Bunlardan biri David Rief'ın annesinin ölümü üzerine yazdığı kitap..Ölüm Denizinde Yüzmek..Bildiğiniz gibi annesi de Susan Sontag. ABD 'li deneme ve roman yazarı, kuramcı, eleştirmen ve
insan hakları savunucusu..Susan sontag kitaplarını büyük bir zevkle okumuşumdur. Hele fotoğrafçılıkla uğraşan herkes On Photography/
Fotoğraf Üzerine adlı kitabını mutlaka okumalıdır..
Oğlu David'in ölümüyle ilgili yazdığı kitaba dönersek, Hastalığı öğrenmelerinden bir gün öncesinden başlayan aslında bir nevi David'in, annesinin hastalığı için tuttuğu günlük olan kitap Sontag'ın ölümüne kadar devam ediyor. Dokuz bölüm ve bir sonsözden oluşan kitapta Sontag'ın son teşhis karşısındaki tavrı, arkadaşlarının onu yalnız bırakmamak için her daim evde birilerinin bulunduğu anlatılıyor. Bir oğul olarak Sontag'ın nasıl gözüktüğüne dair birçok besleyici yorum bulunuyor kitapta:
"
Doğru mu bilmiyorum, ama benim izlenimim, annemin daima gelecekte yaşadığı. Son derece mutsuz geçen çocukluğunda, bir yetişkin olarak gelecekteki varlığı, kendini son derece uzak hissettiği ailesinden zincirlerini koparacağı zaman hakkında hayaller kurarmış. Babamla yaptığı duygusal anlamda yoğun ama bir o kadar da düzensiz ve imkânsız evlilik sırasında, kendi başına New York'ta sürdürdüğü bağımsız bir hayatın hayallerini kurduğuna inanıyorum -bir yazar hayatını kastediyorum, o zaman sürdürdüğü akademisyen hayatını değil."

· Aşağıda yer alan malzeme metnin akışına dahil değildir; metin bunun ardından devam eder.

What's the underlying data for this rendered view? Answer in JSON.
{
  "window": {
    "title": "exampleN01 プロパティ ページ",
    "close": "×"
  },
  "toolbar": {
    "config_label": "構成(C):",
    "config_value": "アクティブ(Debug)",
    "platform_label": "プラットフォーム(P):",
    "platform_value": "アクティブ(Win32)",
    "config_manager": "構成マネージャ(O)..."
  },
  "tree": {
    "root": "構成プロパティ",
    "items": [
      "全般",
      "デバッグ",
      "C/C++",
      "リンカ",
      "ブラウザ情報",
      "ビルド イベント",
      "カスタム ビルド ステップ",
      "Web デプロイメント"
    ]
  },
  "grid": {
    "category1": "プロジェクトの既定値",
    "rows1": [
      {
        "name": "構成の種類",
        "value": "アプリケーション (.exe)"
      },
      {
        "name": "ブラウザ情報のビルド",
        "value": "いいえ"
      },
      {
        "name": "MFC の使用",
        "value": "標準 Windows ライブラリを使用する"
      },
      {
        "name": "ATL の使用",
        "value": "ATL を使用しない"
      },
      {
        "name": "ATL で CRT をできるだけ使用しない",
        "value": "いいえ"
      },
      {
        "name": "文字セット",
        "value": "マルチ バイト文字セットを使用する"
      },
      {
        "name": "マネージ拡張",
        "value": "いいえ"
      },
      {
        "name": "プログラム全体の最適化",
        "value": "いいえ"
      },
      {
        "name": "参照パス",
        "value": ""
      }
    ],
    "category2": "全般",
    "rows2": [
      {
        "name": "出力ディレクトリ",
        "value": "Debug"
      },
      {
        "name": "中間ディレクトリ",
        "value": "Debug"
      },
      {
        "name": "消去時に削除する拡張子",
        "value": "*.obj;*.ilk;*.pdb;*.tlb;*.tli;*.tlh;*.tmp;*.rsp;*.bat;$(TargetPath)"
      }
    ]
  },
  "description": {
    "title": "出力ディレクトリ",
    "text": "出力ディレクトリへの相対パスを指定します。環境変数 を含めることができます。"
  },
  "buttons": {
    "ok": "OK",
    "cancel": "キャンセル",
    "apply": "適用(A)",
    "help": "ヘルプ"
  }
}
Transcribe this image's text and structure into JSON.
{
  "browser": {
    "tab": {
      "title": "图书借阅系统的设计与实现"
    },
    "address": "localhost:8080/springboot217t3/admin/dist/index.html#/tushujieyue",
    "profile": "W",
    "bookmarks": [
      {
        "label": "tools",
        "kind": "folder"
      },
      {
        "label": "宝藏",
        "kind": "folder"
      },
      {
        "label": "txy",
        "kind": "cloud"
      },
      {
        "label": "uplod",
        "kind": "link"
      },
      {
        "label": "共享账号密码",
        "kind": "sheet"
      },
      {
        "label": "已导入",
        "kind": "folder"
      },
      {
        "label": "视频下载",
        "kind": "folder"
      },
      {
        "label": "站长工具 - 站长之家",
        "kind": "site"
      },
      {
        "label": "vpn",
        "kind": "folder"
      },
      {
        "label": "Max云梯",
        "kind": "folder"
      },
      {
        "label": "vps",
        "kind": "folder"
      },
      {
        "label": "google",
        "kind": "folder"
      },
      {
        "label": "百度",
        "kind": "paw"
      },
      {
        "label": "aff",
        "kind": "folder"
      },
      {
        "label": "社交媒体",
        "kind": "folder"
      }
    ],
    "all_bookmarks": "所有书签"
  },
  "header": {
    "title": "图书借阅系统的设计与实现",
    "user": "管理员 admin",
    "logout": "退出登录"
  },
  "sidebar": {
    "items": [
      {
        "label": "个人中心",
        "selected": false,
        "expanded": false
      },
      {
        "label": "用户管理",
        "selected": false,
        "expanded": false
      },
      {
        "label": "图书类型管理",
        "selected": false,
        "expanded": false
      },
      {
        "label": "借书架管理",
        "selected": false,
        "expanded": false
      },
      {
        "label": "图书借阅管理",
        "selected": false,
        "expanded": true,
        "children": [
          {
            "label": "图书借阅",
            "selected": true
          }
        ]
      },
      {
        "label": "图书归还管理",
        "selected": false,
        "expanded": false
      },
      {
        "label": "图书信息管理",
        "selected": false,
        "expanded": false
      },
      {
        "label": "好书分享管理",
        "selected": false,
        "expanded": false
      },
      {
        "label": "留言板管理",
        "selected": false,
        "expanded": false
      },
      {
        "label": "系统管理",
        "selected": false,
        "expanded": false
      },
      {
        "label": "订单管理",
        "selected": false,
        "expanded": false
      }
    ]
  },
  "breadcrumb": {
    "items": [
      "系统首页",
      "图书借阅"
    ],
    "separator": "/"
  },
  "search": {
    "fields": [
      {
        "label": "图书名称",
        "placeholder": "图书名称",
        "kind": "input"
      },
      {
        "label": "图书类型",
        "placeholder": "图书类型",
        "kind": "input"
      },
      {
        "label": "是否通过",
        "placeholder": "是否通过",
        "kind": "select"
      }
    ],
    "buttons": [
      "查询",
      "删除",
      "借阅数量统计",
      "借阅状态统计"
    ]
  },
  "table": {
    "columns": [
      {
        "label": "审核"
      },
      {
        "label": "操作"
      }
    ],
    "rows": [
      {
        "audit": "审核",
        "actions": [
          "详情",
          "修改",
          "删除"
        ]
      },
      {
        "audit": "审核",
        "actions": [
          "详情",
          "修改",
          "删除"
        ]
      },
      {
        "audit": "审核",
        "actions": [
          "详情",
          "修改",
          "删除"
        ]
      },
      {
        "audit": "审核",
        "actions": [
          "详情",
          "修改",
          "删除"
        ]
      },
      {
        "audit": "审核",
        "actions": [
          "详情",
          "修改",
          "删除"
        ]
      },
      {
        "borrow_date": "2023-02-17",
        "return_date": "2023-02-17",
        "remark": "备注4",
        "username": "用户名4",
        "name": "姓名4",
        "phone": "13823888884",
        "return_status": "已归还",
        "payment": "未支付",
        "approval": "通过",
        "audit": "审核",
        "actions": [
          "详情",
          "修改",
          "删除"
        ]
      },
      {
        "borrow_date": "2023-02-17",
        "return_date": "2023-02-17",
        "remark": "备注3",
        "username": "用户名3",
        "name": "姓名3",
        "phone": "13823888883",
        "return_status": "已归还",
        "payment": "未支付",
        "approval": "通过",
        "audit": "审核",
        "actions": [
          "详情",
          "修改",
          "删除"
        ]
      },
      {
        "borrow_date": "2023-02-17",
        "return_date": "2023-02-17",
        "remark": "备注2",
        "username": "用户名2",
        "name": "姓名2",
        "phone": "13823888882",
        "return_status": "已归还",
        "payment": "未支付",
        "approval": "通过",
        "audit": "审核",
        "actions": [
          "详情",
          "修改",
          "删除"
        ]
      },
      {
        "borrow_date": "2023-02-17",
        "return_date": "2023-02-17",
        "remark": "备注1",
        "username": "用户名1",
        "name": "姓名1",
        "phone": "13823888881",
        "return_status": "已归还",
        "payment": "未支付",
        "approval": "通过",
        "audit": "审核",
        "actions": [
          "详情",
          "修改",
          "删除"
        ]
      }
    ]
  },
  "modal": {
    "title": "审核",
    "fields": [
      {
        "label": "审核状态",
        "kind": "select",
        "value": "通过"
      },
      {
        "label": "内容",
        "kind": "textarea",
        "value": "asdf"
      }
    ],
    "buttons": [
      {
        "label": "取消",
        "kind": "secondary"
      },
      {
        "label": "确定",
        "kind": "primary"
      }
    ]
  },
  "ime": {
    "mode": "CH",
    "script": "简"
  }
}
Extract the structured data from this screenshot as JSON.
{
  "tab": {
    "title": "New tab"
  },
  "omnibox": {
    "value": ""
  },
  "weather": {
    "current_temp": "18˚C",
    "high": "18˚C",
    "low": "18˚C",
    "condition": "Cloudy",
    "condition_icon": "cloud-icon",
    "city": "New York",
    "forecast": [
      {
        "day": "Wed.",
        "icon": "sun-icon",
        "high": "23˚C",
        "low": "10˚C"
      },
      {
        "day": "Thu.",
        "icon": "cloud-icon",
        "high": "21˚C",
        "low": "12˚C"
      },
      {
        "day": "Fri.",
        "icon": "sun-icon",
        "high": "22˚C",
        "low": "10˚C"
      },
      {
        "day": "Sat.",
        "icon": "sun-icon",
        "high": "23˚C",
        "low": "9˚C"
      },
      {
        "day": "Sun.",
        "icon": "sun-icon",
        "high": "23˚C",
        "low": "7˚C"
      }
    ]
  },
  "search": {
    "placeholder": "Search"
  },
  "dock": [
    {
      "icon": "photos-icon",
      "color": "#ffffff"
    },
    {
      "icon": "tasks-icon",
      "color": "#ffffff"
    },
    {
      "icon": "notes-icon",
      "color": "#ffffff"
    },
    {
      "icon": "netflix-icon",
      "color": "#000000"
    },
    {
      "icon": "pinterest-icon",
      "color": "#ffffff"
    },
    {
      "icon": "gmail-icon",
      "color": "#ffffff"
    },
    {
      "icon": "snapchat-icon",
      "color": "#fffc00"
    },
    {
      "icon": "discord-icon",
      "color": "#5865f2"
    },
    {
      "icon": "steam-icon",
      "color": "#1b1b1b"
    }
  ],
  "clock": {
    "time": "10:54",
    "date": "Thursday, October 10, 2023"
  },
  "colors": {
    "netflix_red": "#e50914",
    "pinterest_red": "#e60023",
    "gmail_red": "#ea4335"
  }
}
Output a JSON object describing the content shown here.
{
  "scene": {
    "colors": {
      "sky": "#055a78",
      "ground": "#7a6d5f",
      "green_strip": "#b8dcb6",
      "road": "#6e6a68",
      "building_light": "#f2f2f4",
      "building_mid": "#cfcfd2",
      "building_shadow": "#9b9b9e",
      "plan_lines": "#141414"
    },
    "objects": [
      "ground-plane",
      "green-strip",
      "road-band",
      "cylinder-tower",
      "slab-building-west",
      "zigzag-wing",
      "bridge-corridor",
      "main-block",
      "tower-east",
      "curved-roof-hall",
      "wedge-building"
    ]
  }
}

Annesinin hayatı ne kadar sevdiğini ve aslında geçirdiği onca operasyona rağmen ona sıkı sıkı tutunduğunu hatta hayatta kalarak birçok doktorun istatistik tablolarında değişik bir yerde durduğunu anlatan David, annesinin hayatla ilişkisini de şöyle anlatıyor: "Onun bu dünyada var olma biçimini betimlemek için tek sözcük seçmek zorunda kalsaydım eğer, bu sözcük “arzulu” olurdu. Görmek, yapmak, denemek ve bilmek istemediği hiçbir şey yoktu." Yakın bir zamanda David, annesinin gençlik döneminde tuttuğu günlükleri yayımlama kararı almıştı. O günlüklerde de Sontag, 1946'da daha 16 yaşındayken de benzer düşüncelere sahipti:
"Her şeyi yapmaya çabalıyorum. Her yerde zevke hazırlıklı olmalıyım ve onu bulmalıyım da çünkü o her yerde! ...Her şeyin önemi var!"
Kanserin son aşamasına kadar yaşamla dolu olan,geçen zamanın yetmediğini hisseden, ölümü kabullenmeyen bir kadındı .
"Annem öldükten kısa bir süre sonra kişisel eşyalarının dökümünü yaparken, cüzdanında bir deste kart buldum: müzelere üyelikler, performans merkezleri, uçağa sık sık binenler için kampanyalar, lokantaların adresleri, sadece bu cüzdan bile gelecek güzergâhlarla doluydu."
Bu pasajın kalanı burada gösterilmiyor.